Opinion of the Court

DECISION AND JUDGMENT ENTRY
{¶ 1} Jonathan Hudnall appeals his adjudication as a delinquent child by the Lawrence County Court of Common Pleas, Juvenile Division. He asserts that his admission was not voluntary because the prosecutor coerced him by threatening to prosecute the complaining witness after she indicated to Hudnall's counsel that she wished to drop the charges. Because we find that the trial court substantially complied with Juv.R. 29(D), we disagree and affirm the judgment of the trial court.

I.
{¶ 2} In June 2002, an investigator filed a complaint against Hudnall alleging two delinquency counts. Count I alleged that Hudnall was delinquent because he took a minivan without the consent of Marlene Hudnall, an act that if committed by an adult would be a violation of R.C. 2913.02. Count II alleged that Hudnall was delinquent because he assaulted an eleven-year-old girl, an act that if committed by an adult would violate R.C. 2903.13.

{¶ 3} At the detention hearing held on June 18, 2002, Hudnall's attorney told the court that Marlene Hudnall had informed him that she wanted to drop the charges. The prosecutor immediately responded by withdrawing his prior offer of dropping the second count of the complaint if Hudnall admitted the first count.

{¶ 4} After further discussion by the parties of whether to detain Hudnall during the case, the prosecuting attorney stated, "* * * I am not going to dismiss the charges that are filed based on what Marlene is now saying[,] that she wants them dismissed. I'm not going to do that. Over my dead body, I'm not going to do that. Know, if we come back and by some circumstance I can't win this case so to speak and she demands that she not say in her testimony the same things she said in her affidavit[,] I'm going to file charges against Marlene Hudnall[.] This has to stop. This is the tenth or twelth (sic) time that I can remember this exact sceniaro (sic) being played out in this courtroom[.] I'm not going to be a party to it ever again. And I've told Marlene that to her face on numerous occassions (sic) in the past."

{¶ 5} On July 1, 2002, the trial court held an adjudication hearing. Hudnall admitted Count I of the complaint in exchange for the prosecutor dismissing Count II. The trial court went through a lengthy recitation of the rights Hudnall waived by entering an admission and the consequences of the admission. The trial court specifically asked Hudnall, "Anyone making threats or promises or anyway forcing you into that?" Hudnall replied, "No, sir." Hudnall, his father, and his guardian ad litem signed a waiver.

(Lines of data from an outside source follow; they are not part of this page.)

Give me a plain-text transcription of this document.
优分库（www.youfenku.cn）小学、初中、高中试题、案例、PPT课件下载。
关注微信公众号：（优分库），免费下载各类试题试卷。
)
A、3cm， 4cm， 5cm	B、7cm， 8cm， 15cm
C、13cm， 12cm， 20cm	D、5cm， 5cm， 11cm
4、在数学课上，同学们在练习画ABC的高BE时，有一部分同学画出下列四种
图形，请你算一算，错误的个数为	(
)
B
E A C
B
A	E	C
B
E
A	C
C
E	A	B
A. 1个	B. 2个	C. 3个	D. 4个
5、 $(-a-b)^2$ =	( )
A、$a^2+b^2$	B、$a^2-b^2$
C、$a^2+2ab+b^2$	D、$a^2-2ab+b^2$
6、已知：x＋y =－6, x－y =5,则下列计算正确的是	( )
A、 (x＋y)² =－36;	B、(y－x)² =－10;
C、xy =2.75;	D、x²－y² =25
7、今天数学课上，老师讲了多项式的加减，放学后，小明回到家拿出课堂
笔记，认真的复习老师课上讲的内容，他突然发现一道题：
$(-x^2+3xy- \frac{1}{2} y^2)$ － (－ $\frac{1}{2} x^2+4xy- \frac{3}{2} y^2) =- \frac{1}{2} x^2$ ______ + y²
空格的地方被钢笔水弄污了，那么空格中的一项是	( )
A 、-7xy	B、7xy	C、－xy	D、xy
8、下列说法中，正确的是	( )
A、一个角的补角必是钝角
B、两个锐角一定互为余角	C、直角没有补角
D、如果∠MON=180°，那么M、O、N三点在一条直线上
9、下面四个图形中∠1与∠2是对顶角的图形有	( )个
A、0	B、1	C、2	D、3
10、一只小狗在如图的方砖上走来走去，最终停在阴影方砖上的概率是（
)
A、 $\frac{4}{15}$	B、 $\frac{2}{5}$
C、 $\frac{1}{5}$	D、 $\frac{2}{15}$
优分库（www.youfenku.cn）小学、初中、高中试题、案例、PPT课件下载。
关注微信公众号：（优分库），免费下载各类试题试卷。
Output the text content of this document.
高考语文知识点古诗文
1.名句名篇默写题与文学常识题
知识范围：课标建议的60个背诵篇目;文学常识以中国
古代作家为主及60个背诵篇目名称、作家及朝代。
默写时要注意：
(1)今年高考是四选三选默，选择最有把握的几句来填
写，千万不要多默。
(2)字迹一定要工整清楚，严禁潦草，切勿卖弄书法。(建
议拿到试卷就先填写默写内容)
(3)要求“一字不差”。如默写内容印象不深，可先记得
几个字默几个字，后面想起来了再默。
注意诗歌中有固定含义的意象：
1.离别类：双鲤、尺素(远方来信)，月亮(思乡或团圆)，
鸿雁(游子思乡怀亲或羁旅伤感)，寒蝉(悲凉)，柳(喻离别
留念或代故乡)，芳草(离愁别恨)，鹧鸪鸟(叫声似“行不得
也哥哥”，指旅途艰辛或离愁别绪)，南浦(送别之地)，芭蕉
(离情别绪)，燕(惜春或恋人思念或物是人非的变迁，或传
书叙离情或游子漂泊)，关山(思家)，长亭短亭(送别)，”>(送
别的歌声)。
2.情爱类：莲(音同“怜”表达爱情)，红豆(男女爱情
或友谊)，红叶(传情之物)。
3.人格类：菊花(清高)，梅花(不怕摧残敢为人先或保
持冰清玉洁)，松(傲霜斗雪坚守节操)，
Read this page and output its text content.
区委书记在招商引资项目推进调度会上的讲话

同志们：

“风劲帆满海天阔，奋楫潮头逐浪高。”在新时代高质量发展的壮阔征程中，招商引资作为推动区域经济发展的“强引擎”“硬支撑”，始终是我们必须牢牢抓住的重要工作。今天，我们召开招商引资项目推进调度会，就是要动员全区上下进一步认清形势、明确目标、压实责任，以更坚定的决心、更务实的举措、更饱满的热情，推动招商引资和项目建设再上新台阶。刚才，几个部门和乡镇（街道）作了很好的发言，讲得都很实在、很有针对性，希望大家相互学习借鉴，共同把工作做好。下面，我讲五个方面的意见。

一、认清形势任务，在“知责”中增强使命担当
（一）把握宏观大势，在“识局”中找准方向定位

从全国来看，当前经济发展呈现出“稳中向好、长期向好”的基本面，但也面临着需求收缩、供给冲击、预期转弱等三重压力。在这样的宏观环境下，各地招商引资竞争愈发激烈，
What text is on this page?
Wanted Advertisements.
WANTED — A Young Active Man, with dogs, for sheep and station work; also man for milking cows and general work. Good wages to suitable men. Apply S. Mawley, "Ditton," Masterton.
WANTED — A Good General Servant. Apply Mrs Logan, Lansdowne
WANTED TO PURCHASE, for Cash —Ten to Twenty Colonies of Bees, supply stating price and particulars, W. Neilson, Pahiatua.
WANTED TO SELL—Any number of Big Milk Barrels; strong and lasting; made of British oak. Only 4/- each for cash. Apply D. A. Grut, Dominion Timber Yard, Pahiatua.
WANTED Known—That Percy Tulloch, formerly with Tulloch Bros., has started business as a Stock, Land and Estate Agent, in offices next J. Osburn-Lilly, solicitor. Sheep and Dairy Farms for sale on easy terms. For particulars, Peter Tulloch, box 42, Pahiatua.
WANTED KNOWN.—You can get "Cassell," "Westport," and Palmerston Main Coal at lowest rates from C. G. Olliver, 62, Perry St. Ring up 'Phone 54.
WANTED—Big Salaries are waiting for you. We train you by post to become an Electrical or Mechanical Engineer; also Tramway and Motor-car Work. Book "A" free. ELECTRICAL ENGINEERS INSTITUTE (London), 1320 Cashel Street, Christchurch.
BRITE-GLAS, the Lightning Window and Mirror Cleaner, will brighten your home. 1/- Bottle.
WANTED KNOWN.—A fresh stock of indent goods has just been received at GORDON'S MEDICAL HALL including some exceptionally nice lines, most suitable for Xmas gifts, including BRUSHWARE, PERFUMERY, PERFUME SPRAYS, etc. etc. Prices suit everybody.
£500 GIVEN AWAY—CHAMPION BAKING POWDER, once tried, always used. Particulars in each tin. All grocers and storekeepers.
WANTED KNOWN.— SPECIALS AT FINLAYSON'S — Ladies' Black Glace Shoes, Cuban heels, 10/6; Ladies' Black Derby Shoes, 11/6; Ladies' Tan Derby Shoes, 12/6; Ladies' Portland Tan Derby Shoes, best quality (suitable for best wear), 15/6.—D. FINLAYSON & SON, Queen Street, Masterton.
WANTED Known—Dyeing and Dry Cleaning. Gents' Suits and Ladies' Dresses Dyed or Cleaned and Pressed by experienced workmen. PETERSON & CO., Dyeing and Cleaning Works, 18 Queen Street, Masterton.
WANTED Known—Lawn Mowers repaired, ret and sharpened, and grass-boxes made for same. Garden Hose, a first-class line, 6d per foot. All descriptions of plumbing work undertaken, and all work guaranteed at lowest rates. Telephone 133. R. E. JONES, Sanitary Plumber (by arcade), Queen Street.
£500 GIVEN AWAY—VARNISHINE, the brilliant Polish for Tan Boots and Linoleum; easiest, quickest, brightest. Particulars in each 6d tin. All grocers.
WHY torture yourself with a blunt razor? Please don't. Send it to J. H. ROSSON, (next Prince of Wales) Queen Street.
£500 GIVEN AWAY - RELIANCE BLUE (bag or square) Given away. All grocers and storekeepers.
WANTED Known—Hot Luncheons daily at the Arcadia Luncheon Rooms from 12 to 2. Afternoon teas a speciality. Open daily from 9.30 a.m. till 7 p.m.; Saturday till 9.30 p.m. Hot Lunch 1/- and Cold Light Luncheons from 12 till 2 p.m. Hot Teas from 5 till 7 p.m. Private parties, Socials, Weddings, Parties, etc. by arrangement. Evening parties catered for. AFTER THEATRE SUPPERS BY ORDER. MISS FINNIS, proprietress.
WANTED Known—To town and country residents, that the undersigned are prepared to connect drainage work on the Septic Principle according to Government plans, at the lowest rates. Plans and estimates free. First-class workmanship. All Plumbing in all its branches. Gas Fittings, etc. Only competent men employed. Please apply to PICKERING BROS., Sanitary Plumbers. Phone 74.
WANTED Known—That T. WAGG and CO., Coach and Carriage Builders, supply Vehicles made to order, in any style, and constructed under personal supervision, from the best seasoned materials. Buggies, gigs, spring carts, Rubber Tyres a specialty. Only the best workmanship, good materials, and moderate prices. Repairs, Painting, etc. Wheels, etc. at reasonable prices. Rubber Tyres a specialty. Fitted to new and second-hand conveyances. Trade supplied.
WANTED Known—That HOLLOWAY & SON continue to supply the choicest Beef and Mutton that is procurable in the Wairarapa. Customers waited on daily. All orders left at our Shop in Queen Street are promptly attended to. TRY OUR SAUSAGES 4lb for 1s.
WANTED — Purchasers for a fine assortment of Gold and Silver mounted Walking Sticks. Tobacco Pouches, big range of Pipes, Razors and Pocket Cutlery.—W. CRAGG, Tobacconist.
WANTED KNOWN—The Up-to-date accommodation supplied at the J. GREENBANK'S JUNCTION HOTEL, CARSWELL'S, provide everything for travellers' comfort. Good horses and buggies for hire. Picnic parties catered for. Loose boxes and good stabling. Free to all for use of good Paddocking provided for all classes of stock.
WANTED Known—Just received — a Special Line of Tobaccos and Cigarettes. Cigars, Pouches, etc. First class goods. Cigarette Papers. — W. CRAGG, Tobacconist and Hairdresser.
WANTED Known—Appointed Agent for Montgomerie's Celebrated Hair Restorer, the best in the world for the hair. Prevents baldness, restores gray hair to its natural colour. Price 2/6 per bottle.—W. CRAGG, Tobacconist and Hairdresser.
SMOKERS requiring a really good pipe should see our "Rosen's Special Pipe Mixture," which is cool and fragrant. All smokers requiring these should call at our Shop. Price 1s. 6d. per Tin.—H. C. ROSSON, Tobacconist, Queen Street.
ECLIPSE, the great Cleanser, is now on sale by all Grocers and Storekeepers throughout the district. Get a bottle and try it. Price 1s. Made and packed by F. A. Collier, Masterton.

Just above their signatures, the statement "No promises, threats or inducements have been made to me by anyone to secure this waiver" appeared. In its judgment entry, the trial court found that Hudnall entered a "voluntary admission to [Count] I."

{¶ 6} Hudnall appeals and assigns the following error: "The admission of juvenile Jonathan Hudnall to the delinquency count of grand theft was obtained by coercion."

II.
{¶ 7} In his only assignment of error, Hudnall argues that the prosecutor's threat to prosecute the complaining witness, Marlene Hudnall, was inherently coercive and rendered his admission involuntary.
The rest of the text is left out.